I registri storici indicano che il processo di formalizzazione delle strutture amministrative e sportive del club fu graduale. La leadership iniziale era composta da rappresentanti studenteschi, tipicamente organizzati come un consiglio con un presidente, un segretario e un tesoriere, con un'enfasi sulla governance interna democratica tipica di tali associazioni precoci. Le decisioni venivano spesso prese per consenso tra gli ufficiali eletti. L'attenzione rimaneva fermamente sulla partecipazione amatoriale e sul godimento dello sport. Tuttavia, la crescente popolarità del calcio in tutta la Spagna e le tendenze di professionalizzazione graduale in tutta Europa iniziarono a esercitare pressione sui club amatoriali per adottare strutture più formali, in particolare poiché i proventi dei biglietti iniziarono a emergere come una potenziale fonte di entrate negli anni 1910. Questo periodo gettò le basi per lo sviluppo autonomo del club di Madrid, inclusa la necessità di sviluppare una propria costituzione, registrazione formale e uno status legale e operativo distinto, muovendosi oltre il suo iniziale status di 'filiale' verso una traiettoria organizzativa indipendente. La formazione della Federazione Spagnola di Calcio (RFEF) nel 1913 accelerò ulteriormente questa necessità di governance formalizzata e autonomia del club.

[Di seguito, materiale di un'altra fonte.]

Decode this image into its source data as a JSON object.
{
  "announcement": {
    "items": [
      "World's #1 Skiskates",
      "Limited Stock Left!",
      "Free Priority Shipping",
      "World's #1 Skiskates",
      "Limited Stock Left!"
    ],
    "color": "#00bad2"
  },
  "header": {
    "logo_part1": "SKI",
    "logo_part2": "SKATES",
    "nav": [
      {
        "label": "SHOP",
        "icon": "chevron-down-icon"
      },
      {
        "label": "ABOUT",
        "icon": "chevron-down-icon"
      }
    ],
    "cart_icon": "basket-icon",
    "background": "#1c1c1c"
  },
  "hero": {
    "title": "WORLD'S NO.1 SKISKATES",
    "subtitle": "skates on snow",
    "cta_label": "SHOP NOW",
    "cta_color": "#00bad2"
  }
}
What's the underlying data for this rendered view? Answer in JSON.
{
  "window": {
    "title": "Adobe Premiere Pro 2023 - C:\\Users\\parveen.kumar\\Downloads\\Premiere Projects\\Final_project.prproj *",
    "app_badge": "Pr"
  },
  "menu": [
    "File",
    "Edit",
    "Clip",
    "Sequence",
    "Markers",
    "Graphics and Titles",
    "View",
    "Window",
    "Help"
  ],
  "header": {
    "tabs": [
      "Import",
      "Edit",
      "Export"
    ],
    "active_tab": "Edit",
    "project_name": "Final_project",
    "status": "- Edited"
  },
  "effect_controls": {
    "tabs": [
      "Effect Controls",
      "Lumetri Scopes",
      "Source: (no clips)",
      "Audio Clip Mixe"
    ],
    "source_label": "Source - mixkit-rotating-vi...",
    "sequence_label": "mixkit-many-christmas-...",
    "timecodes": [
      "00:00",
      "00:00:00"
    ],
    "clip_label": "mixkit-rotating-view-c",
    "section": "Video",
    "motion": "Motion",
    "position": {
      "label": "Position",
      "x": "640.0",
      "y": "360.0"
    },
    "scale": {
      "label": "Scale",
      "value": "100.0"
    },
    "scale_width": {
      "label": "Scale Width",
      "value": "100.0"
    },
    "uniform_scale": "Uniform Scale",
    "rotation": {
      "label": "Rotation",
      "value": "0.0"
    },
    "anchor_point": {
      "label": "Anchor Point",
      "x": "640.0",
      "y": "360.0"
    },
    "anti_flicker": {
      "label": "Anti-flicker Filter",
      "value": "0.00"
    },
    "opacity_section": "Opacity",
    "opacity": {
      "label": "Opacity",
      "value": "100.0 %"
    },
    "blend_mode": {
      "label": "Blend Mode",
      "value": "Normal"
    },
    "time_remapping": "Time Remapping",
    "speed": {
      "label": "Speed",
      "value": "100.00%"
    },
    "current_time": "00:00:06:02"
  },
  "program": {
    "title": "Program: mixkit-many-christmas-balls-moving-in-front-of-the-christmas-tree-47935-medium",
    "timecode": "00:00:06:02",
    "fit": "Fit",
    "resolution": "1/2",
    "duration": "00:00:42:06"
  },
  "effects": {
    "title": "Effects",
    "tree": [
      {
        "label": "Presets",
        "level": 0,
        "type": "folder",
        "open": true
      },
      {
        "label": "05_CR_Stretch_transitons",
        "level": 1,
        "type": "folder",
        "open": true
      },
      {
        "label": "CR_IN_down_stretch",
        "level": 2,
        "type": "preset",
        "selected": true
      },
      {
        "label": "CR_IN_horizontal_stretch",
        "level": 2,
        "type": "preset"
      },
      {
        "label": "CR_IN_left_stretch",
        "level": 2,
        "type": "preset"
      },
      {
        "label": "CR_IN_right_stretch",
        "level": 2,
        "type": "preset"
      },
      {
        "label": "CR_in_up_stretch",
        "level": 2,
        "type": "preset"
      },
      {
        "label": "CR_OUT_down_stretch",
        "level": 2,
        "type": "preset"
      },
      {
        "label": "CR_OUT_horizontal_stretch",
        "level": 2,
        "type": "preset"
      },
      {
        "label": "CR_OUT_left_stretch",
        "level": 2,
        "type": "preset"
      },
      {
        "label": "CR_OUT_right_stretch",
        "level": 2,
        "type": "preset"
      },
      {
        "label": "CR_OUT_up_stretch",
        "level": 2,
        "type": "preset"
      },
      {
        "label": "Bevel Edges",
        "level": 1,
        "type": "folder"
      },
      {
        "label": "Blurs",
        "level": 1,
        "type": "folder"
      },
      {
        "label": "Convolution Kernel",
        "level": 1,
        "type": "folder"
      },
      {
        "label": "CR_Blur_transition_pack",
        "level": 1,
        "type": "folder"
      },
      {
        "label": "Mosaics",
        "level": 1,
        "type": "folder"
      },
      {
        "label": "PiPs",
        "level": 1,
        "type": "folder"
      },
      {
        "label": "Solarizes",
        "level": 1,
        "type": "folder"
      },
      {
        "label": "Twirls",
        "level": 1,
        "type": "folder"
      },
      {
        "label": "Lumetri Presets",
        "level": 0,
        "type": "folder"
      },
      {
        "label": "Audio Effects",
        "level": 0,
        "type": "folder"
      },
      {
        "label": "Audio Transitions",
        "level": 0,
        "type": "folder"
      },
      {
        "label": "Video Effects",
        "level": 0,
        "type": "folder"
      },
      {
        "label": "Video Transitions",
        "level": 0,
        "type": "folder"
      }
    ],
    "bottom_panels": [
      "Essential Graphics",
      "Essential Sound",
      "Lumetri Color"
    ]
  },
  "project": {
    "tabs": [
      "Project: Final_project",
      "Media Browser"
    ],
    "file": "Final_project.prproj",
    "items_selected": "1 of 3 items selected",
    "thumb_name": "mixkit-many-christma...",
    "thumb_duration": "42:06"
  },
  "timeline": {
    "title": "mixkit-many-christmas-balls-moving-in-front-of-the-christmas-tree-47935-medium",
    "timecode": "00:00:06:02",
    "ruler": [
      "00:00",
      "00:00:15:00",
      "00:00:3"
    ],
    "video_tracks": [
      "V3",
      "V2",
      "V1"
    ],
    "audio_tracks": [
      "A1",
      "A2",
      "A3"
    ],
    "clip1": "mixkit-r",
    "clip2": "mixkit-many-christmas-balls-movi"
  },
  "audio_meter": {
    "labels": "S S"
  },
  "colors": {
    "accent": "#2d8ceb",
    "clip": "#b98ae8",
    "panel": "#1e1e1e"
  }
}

Il periodo iniziale di operazione, caratterizzato dal suo ethos amatoriale e dal legame fondamentale con l'Athletic Club de Bilbao, servì a stabilire un'identità centrale e una presenza competitiva all'interno di Madrid. I fondatori del club crearono con successo un'istituzione sportiva che, sebbene inizialmente derivativa, iniziò rapidamente a coltivare il proprio carattere unico, attirando un seguito fedele tra un segmento della popolazione di Madrid. Questa fase fondamentale culminò nell'instaurazione stabile del club come entità riconosciuta nella fiorente scena calcistica di Madrid, preparando il terreno per la sua eventuale evoluzione in un'impresa autonoma e competitiva. Questo segnò la fine della sua fase puramente dipendente e l'inizio del suo viaggio come organizzazione autodiretta. Il passaggio graduale, ma determinato, da semplice affiliato a club indipendente sottolineò una crescente ambizione di tracciare il proprio cammino e stabilire il proprio lascito duraturo all'interno del calcio spagnolo.